Lastly, if you’d like to meet me in person, I’ll be talking at this year’s Common Ground, where storytellers share their special stories about their connection to Lake of the Woods.

This year there are eight featured speakers. The event is on Saturday, April 4th, from 9 am to 2:30 pm, at the Seven Generations Conference Centre, 240 Veterans Drive.

I believe tickets are $30 in advance or $35 at the door. Advance tickets are available at Kenora Public Libraries and the Lake of the Woods Museum. There’s a morning break and a lunch break.

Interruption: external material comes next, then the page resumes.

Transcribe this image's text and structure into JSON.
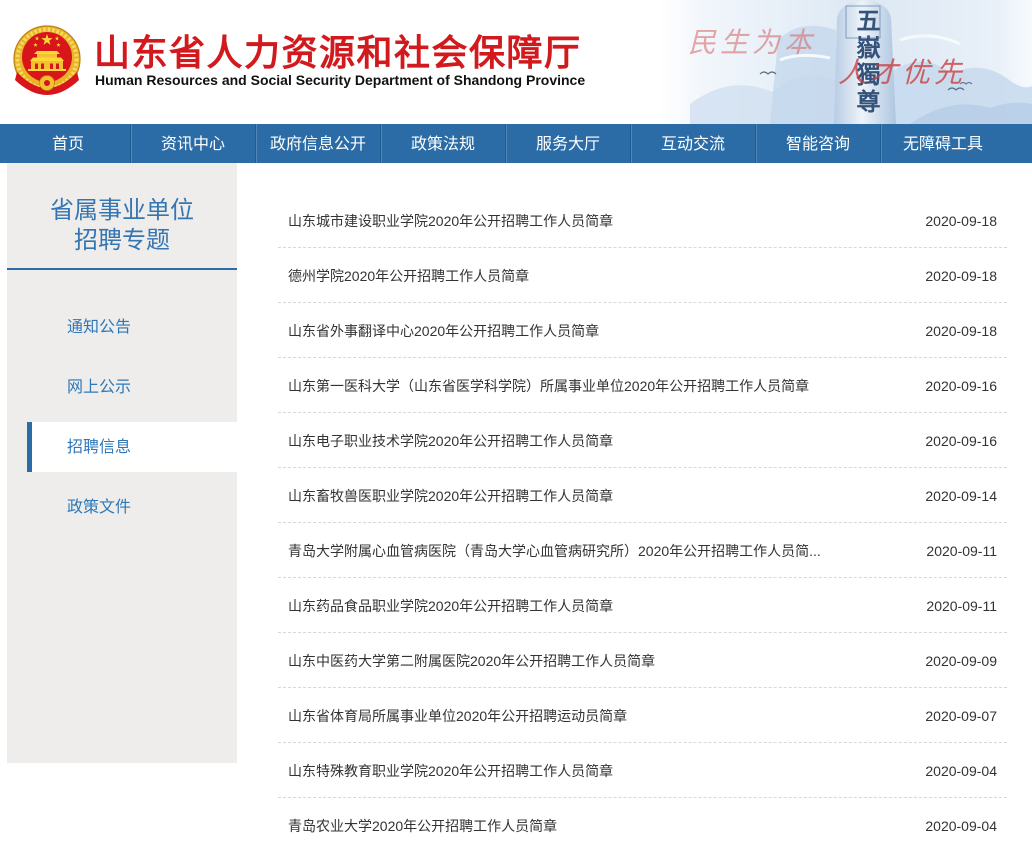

I’ll be speaking just after 9:00, right after the opening remarks. I’ll be showing pictures and talking about how Ice Patrol began and evolved, and what I’ve learned from all those years observing the ice-out. There will be a few minutes for questions.

 

June 5, 2019: Big Trout Lake

Just in case you were wondering when the last ice in Ontario melts, here’s a picture of it.

20190605_142611

Big Trout Lake is over 500 kilometres north of Kenora, and as you might guess from the name, it is both large and deep. There are lakes further north, but because they’re smaller and have more current, they thaw earlier.